He Got Deployed Tonight

This is by far the hardest thing i think that i've gone through. my heart hurts and im so scared. he tells me not to be scared and not to worry about him but i will worry everyday. i got a text tonight when i was at work around like 5pm and it was my boyfriend telling me that they decided to deploy them tonight. of course i was at work so he couldn't call then only text and i was so upset. i got out at 8 and they were still on teh bus so i got to text him for a little bit then when he got to the airport they i guess couldn't talk on the phone so i didn't get to hear his voice before he left and it was so disappointing. and its just the hardest thing that ive ever had to go throught and its so very unknown to me and i dont know what to expect how to deal with it. i dont know when i will get to hear from him and just all the what if's are running through my head over and over and i know i can't let it get to me and i know i will be able to keep myself busy to get through this and that i will be strong for him and that i love him very much and can't wait for him to just get home but its so hard now that its all becoming so real thats he's really gonna be gone to afghanstan now. ugh i just had to get my feelings out thanks for listening girls

ilovemysoldier9789 ilovemysoldier9789
18-21, F
3 Responses Mar 7, 2010

i know im already counting down the days until this deployment will be over. its been really hard for me just because he was so distant before he got deployed that it makes me worry about everything because i love him with everything i've got and ugh. im sure we've all felt like that but its just a part of dating a man in the army. i'm sure we will be okay i just can't wait for him to be able to contact me and i'm already writing him a letter because its so strange to not tell him about everything that happned throughout my day and so im gonna write it all down so i dont forget anything that i might want to tell him, i know i sound crazy now haha. but thanks for the support girls and it makes me feel so much better that there are you girls out there who have been through the same thing. thanks for listening !

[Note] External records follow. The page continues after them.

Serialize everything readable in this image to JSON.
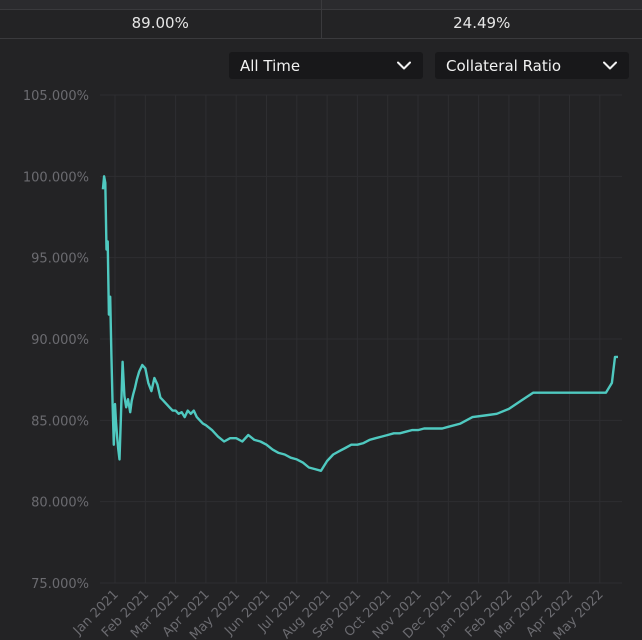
{
  "stats": {
    "left_value": "89.00%",
    "right_value": "24.49%"
  },
  "controls": {
    "range_label": "All Time",
    "metric_label": "Collateral Ratio"
  },
  "icons": {
    "dropdown": "chevron-down-icon"
  },
  "colors": {
    "line": "#4fc9c0",
    "background": "#232325"
  },
  "chart_data": {
    "type": "line",
    "title": "",
    "xlabel": "",
    "ylabel": "",
    "ylim": [
      75,
      105
    ],
    "yticks": [
      "105.000%",
      "100.000%",
      "95.000%",
      "90.000%",
      "85.000%",
      "80.000%",
      "75.000%"
    ],
    "ytick_values": [
      105,
      100,
      95,
      90,
      85,
      80,
      75
    ],
    "xticks": [
      "Jan 2021",
      "Feb 2021",
      "Mar 2021",
      "Apr 2021",
      "May 2021",
      "Jun 2021",
      "Jul 2021",
      "Aug 2021",
      "Sep 2021",
      "Oct 2021",
      "Nov 2021",
      "Dec 2021",
      "Jan 2022",
      "Feb 2022",
      "Mar 2022",
      "Apr 2022",
      "May 2022"
    ],
    "xtick_positions": [
      0,
      1,
      2,
      3,
      4,
      5,
      6,
      7,
      8,
      9,
      10,
      11,
      12,
      13,
      14,
      15,
      16
    ],
    "grid": true,
    "series": [
      {
        "x": [
          -0.4,
          -0.36,
          -0.32,
          -0.28,
          -0.24,
          -0.2,
          -0.16,
          -0.12,
          -0.08,
          -0.04,
          0.0,
          0.03,
          0.07,
          0.11,
          0.15,
          0.19,
          0.25,
          0.31,
          0.37,
          0.43,
          0.5,
          0.55,
          0.6,
          0.66,
          0.72,
          0.8,
          0.9,
          1.0,
          1.1,
          1.2,
          1.3,
          1.4,
          1.5,
          1.6,
          1.7,
          1.8,
          1.9,
          2.0,
          2.1,
          2.2,
          2.3,
          2.4,
          2.5,
          2.6,
          2.7,
          2.8,
          2.9,
          3.0,
          3.2,
          3.4,
          3.6,
          3.8,
          4.0,
          4.2,
          4.4,
          4.6,
          4.8,
          5.0,
          5.2,
          5.4,
          5.6,
          5.8,
          6.0,
          6.2,
          6.4,
          6.6,
          6.8,
          7.0,
          7.2,
          7.4,
          7.6,
          7.8,
          8.0,
          8.2,
          8.4,
          8.6,
          8.8,
          9.0,
          9.2,
          9.4,
          9.6,
          9.8,
          10.0,
          10.2,
          10.4,
          10.6,
          10.8,
          11.0,
          11.4,
          11.8,
          12.2,
          12.6,
          13.0,
          13.4,
          13.8,
          14.2,
          14.6,
          14.8,
          15.0,
          15.2,
          15.4,
          15.6,
          15.8,
          16.0,
          16.2,
          16.4,
          16.5,
          16.6
        ],
        "y": [
          99.2,
          100.0,
          99.6,
          95.5,
          96.0,
          91.5,
          92.6,
          89.0,
          86.0,
          83.5,
          86.0,
          85.0,
          84.0,
          83.2,
          82.6,
          85.0,
          88.6,
          86.5,
          85.8,
          86.3,
          85.5,
          86.2,
          86.6,
          87.0,
          87.5,
          88.0,
          88.4,
          88.2,
          87.3,
          86.8,
          87.6,
          87.2,
          86.4,
          86.2,
          86.0,
          85.8,
          85.6,
          85.6,
          85.4,
          85.5,
          85.2,
          85.6,
          85.4,
          85.6,
          85.2,
          85.0,
          84.8,
          84.7,
          84.4,
          84.0,
          83.7,
          83.9,
          83.9,
          83.7,
          84.1,
          83.8,
          83.7,
          83.5,
          83.2,
          83.0,
          82.9,
          82.7,
          82.6,
          82.4,
          82.1,
          82.0,
          81.9,
          82.5,
          82.9,
          83.1,
          83.3,
          83.5,
          83.5,
          83.6,
          83.8,
          83.9,
          84.0,
          84.1,
          84.2,
          84.2,
          84.3,
          84.4,
          84.4,
          84.5,
          84.5,
          84.5,
          84.5,
          84.6,
          84.8,
          85.2,
          85.3,
          85.4,
          85.7,
          86.2,
          86.7,
          86.7,
          86.7,
          86.7,
          86.7,
          86.7,
          86.7,
          86.7,
          86.7,
          86.7,
          86.7,
          87.3,
          88.9,
          88.9
        ]
      }
    ]
  }
}
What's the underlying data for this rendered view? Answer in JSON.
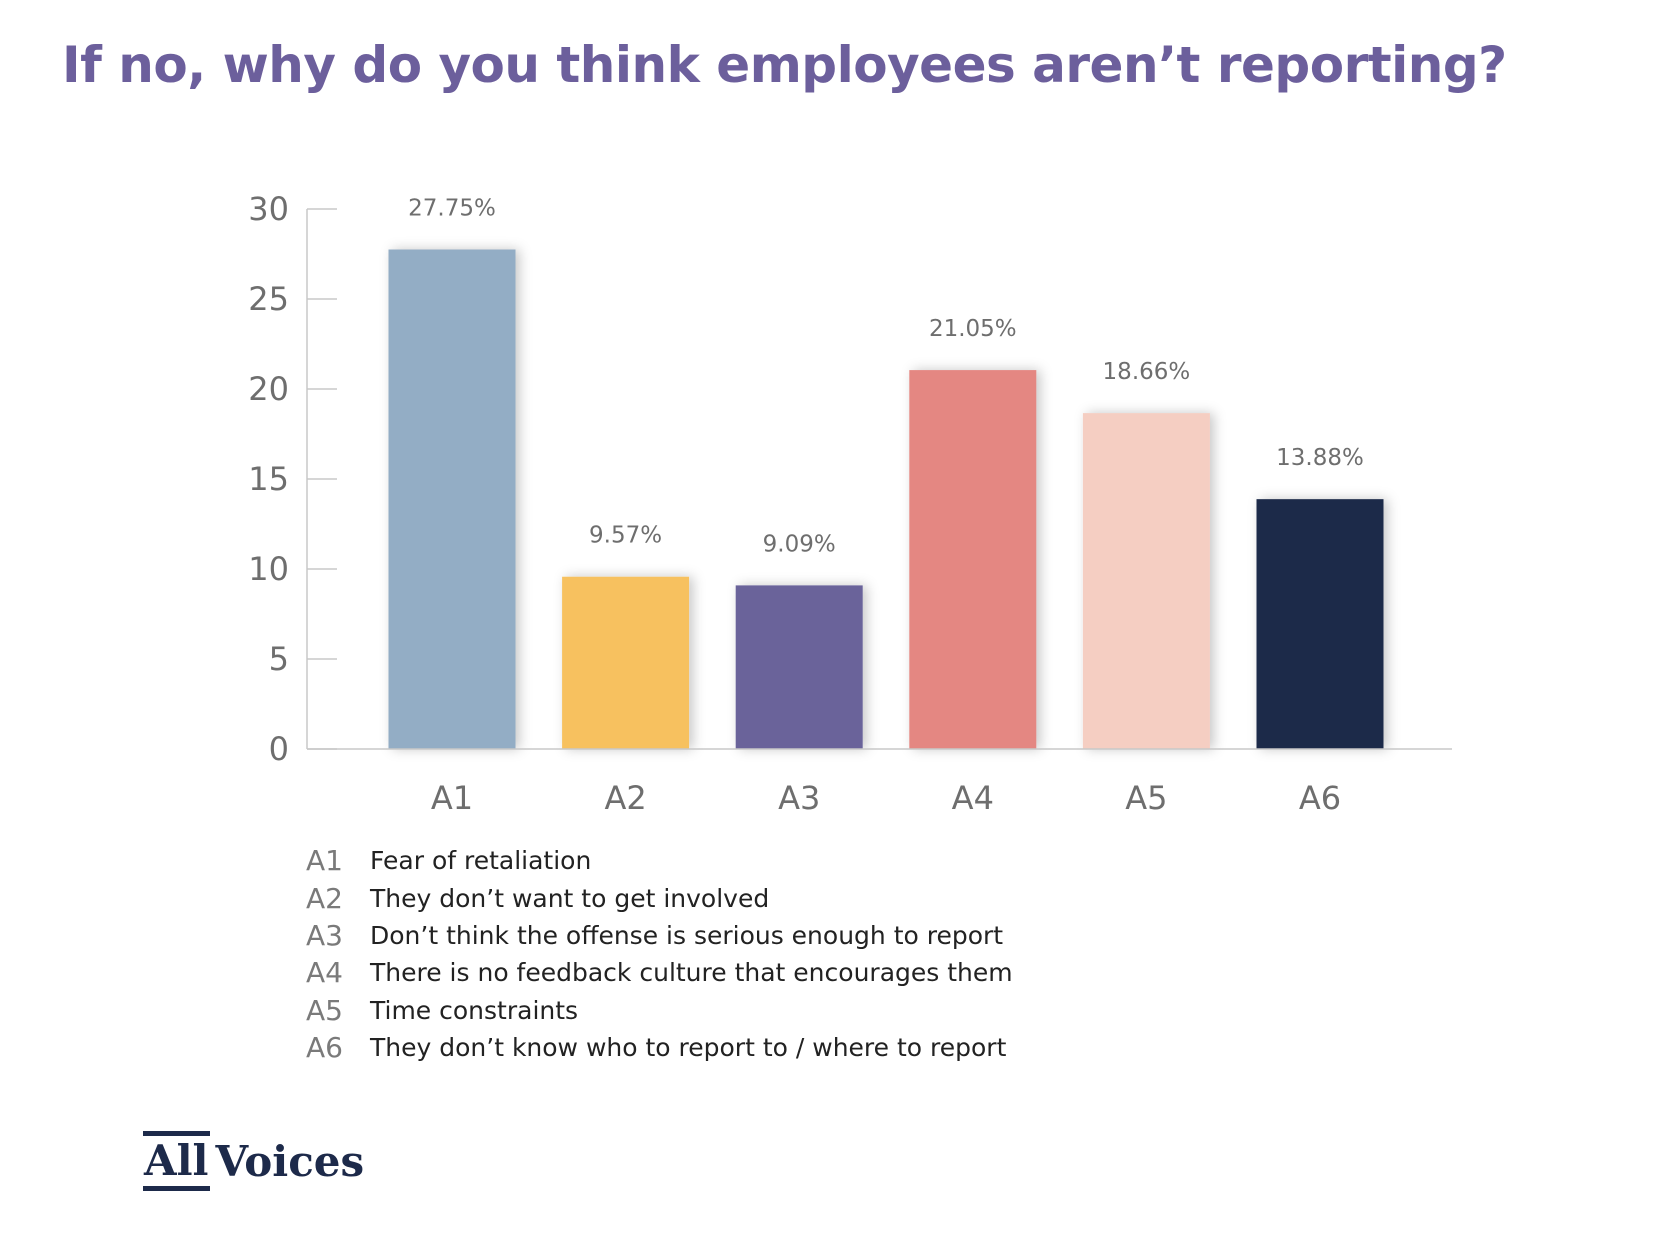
{
  "chart_data": {
    "type": "bar",
    "title": "If no, why do you think employees aren’t reporting?",
    "categories": [
      "A1",
      "A2",
      "A3",
      "A4",
      "A5",
      "A6"
    ],
    "values": [
      27.75,
      9.57,
      9.09,
      21.05,
      18.66,
      13.88
    ],
    "value_labels": [
      "27.75%",
      "9.57%",
      "9.09%",
      "21.05%",
      "18.66%",
      "13.88%"
    ],
    "colors": [
      "#93adc5",
      "#f7c15e",
      "#6a649a",
      "#e48782",
      "#f5cec2",
      "#1c2a4a"
    ],
    "ylim": [
      0,
      30
    ],
    "yticks": [
      "0",
      "5",
      "10",
      "15",
      "20",
      "25",
      "30"
    ],
    "xlabel": "",
    "ylabel": "",
    "grid": false,
    "legend_position": "bottom-left"
  },
  "legend": [
    {
      "code": "A1",
      "label": "Fear of retaliation"
    },
    {
      "code": "A2",
      "label": "They don’t want to get involved"
    },
    {
      "code": "A3",
      "label": "Don’t think the offense is serious enough to report"
    },
    {
      "code": "A4",
      "label": "There is no feedback culture that encourages them"
    },
    {
      "code": "A5",
      "label": "Time constraints"
    },
    {
      "code": "A6",
      "label": "They don’t know who to report to / where to report"
    }
  ],
  "logo": {
    "part1": "All",
    "part2": "Voices"
  }
}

Don't worry, it's going to be okay. In a book it says that the depression last 1-2 weeks and just keep yourself busy, I know it's hard but he can't be your number one priority now. He has bigger things to worry about and so do you but just know that he's always thinking about you and he wishes he was with you just as much as you wish you were with him. Just hang in there. I wish i could say it's easy, but unfortunately nothing worth having is easy. I'm sure it will get better as the days pass and just remember that each day that passes is one day closer to seeing him!

Girl, my time is coming very soon. The anticipation sometimes I feel is worse. Cry a lot now that it is in a couple more weeks. I don't know what I am going to do at the airport after his last 4 day pass. I don't have any friends, so I talk to my mom. She doesn't understand why I am so upset sometimes and just kind of makes fun of me, or tells me to get over it. My dad is my real support these days, because he was in the army and he loves my boyfriend. It is really tough. But I am so glad I found the ladies on here, I would be crazy if I didn't have someone to talk to. Hang in there lady!

it will be okay girly. i went thru the same thing back in september when my hunny deployed. i cried for days cuz i was just so worried about when i was going to hear from him again. But not even a week after he got to afghanistan he called me! i cried tears of joy hearing his voice! he's already come and gone for R&R in january, and he wont be back till august... but the area he is in he has a cell phone that he can call & text me from, and skype is now our new best friend!! just keep ur head up sweetie & i hope yall will be able to keep in contact as much as possible! if ya need to talk or any advice feel free to message me! take care!